Staunton, February 17 – Moscow TV host Vladimir Solovyev’s positive assessment of Hitler this past week just like commentator Andranik Migranyan’s praise several years ago of the supposedly “good” Nazi leader before his aggression in 1939 turned him into a “bad” one have sparked anger among many people of good will in Russia and around the world.
But Moscow analyst Aleksey Makarkin says that these and other positive remarks about fascist leaders in the past by members of the Putin elite reflect their “contempt for contemporary democracy” and readiness to undermine it to maximize their own wealth and power (kasparov.ru/material.php?id=602CF64E48F29).
“Leaders capable for extraordinary decisions according to Karl Schmidt look for part of the Russian elites and sub-elites closer and more understandable than routine democratic politicians, the majority of whom follow public opinion and act according to the logic of ‘from election to election,” Makarkin continues.
From such attitudes, he says, springs “interest in ‘strong personalities,’ ready to destroy democratic models in the name of their own understanding of national interests.” Moreover, with such an attitude, “national catastrophes that these leaders produce can be explained not as systematic shortcomings of these regime but specific errors,” something easier to explain away.
“Such an historical approach also allows for the explanation and current cooperation on an anti-American basis [of Russia] with the extreme right in Europe, including Alternative for Germany,” Makarkin says.
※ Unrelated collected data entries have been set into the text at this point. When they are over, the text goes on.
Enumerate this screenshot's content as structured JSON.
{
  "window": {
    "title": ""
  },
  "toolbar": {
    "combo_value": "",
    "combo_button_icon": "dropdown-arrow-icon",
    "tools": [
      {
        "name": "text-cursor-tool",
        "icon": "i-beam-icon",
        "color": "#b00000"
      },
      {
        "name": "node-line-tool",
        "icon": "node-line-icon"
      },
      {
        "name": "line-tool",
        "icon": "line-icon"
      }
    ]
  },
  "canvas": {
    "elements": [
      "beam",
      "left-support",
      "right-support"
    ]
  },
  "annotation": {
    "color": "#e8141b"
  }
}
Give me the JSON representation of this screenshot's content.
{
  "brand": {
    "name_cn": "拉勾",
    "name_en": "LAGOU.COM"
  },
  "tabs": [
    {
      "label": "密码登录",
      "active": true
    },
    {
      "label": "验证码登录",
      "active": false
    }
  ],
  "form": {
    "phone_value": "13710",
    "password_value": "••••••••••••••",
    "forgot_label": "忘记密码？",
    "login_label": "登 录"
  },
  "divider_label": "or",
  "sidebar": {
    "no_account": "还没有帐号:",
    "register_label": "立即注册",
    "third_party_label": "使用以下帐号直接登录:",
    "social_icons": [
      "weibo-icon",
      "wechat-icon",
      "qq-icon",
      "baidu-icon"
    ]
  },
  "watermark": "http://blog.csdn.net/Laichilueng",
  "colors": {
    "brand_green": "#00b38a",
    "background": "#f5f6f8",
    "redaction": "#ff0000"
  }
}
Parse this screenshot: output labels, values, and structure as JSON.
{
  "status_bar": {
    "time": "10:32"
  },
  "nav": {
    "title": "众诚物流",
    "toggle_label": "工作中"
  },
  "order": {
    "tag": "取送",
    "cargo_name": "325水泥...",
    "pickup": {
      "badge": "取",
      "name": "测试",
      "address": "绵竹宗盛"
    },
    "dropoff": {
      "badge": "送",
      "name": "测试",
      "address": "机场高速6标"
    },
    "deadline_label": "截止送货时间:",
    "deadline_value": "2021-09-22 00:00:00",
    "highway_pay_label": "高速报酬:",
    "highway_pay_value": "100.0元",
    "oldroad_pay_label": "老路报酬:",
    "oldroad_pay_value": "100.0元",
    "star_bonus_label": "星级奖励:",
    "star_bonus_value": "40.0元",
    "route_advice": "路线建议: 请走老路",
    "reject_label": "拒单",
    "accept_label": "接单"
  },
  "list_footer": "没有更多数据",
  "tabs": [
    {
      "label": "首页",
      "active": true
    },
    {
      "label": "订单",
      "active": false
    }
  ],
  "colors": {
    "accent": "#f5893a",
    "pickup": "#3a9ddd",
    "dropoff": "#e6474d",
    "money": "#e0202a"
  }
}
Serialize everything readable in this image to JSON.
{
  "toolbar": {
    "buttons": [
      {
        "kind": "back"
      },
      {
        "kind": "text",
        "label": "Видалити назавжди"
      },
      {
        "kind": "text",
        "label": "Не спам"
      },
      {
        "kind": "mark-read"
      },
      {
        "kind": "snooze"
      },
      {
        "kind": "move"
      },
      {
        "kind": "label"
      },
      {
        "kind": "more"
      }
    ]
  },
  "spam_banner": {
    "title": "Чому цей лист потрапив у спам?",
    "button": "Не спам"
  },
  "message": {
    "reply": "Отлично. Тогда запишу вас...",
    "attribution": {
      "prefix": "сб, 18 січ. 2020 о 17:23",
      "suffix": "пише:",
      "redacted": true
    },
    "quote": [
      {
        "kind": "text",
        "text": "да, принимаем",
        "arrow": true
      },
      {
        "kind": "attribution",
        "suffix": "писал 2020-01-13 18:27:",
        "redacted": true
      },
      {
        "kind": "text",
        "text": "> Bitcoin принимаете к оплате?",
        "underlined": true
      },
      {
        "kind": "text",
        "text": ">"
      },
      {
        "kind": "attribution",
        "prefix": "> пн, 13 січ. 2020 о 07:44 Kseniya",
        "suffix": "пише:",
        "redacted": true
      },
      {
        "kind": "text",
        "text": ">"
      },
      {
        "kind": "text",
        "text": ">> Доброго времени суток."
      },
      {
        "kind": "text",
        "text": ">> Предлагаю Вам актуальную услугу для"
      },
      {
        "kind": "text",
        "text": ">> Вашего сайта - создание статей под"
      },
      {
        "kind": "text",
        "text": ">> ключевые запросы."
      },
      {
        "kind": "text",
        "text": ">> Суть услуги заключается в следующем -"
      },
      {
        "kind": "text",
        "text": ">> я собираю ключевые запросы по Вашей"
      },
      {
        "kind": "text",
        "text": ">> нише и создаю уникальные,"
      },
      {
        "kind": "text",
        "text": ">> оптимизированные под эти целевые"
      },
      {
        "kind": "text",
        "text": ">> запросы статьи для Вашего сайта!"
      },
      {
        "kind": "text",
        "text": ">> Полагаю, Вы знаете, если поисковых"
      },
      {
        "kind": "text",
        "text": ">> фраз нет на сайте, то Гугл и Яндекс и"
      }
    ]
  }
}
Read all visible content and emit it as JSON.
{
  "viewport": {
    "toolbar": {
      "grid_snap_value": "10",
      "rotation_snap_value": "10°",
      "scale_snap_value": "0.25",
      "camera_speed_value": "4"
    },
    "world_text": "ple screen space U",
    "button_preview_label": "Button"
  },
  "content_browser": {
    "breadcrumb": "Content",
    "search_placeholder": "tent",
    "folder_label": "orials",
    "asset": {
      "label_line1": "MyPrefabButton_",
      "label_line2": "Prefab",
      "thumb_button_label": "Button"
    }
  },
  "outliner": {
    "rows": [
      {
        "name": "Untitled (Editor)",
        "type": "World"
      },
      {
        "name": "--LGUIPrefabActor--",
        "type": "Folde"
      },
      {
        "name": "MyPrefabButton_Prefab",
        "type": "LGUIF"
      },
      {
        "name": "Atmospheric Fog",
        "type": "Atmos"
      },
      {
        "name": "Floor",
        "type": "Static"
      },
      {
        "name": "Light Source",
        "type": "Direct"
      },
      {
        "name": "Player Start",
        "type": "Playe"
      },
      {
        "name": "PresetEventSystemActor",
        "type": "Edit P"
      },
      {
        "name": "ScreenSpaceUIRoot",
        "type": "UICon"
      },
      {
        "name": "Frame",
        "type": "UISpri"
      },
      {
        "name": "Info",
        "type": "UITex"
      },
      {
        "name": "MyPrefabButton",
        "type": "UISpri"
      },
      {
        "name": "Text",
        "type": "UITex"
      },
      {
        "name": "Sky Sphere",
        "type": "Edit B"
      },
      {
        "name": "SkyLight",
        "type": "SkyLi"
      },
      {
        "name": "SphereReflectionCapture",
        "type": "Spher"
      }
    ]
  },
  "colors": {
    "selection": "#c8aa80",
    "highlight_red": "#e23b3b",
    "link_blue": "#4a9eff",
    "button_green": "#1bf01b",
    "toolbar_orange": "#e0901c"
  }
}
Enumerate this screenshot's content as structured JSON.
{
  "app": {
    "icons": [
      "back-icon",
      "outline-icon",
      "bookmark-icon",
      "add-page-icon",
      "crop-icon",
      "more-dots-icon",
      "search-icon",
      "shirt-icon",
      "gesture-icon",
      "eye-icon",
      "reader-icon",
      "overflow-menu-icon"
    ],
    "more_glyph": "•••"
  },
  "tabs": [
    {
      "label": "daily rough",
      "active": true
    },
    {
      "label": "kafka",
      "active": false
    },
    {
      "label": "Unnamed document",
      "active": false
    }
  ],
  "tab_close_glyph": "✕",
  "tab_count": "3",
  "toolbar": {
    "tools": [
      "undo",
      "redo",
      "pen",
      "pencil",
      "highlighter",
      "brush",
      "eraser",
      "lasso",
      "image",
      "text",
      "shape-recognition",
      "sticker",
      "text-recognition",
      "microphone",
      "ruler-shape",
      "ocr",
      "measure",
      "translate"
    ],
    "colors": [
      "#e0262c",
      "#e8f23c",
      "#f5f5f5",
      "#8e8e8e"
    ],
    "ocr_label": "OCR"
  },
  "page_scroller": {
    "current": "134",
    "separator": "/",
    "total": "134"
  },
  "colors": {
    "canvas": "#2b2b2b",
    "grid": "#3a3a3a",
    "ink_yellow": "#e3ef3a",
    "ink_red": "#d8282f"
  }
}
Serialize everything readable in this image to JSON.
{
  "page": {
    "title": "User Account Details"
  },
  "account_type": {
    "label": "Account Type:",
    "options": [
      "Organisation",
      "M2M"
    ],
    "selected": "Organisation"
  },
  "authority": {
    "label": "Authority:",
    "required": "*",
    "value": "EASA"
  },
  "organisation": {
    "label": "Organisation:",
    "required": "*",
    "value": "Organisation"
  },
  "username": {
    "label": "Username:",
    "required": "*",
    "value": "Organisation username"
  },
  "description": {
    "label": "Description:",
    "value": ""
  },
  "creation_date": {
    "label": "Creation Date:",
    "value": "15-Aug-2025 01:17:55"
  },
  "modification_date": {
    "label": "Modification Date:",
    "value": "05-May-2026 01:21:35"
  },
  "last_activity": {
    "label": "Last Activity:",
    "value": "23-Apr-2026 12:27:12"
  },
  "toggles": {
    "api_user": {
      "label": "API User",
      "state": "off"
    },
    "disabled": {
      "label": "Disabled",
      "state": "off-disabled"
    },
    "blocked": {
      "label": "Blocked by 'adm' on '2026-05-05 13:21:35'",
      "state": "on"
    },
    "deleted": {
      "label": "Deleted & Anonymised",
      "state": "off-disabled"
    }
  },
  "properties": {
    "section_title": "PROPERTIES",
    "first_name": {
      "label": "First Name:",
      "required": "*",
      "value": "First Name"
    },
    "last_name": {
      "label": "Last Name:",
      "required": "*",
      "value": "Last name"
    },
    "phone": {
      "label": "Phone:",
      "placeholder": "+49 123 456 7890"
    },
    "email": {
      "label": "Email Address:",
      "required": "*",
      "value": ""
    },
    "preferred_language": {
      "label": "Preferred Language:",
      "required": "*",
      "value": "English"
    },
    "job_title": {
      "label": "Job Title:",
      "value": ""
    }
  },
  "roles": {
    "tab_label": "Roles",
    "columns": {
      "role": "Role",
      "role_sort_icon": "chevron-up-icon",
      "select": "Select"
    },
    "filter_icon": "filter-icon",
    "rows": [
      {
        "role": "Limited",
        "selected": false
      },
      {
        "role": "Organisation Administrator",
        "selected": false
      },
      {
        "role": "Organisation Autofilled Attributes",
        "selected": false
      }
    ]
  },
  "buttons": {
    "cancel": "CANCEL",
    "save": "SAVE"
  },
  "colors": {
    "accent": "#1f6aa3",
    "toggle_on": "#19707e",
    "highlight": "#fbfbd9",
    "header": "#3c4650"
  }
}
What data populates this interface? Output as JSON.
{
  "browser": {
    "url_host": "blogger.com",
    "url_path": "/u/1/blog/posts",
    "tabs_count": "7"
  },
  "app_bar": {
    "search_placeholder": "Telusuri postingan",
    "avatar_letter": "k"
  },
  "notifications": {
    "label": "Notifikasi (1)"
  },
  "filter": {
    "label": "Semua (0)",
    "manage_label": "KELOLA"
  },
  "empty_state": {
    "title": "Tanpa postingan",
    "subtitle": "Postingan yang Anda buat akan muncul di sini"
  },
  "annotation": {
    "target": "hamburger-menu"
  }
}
But praise for fascist leaders has an even broader agenda, involving justification of Stalin.
“If Hitler was not an absolute evil before September 1, 1939 (and up to even June 22, 1941),” the analyst continues, “then it is possible to justify the Molotov-Ribbentrop Pact and the ensuring partition of Poland.” The pact thus becomes “not an anomaly but the same defense of geopolitical interests as the Yalta conference.”
Some can be counted on to excuse Vladimir Putin for these attitudes despite his having created an atmosphere in which it is flourishing, and they will point to the fact that yesterday, the Duma passed another law prohibiting any commemoration of Nazi criminals, although that action did not address remarks like those of Solovyev and Migranyan (rosbalt.ru/russia/2021/02/17/1888101.html).
And that fact suggests that commentator Igor Eidman is in the right when he argues that it would follow from their logic that a statue of Hitler rather than Dzerzhinsky or Ivan III should be put up in front of FSB headquarters on the Lubyanka (rusmonitor.com/igor-ejdman-pamyatnik-gitleru-na-lubyanke.html).
Given such expressions of approval and admiration for fascist leaders, Eidman continues, putting up a statue of Hitler would bring the square and the building located onto it “into not only complete architectural but political and moral-ethical harmony,” albeit one that no one in good conscience should want to see.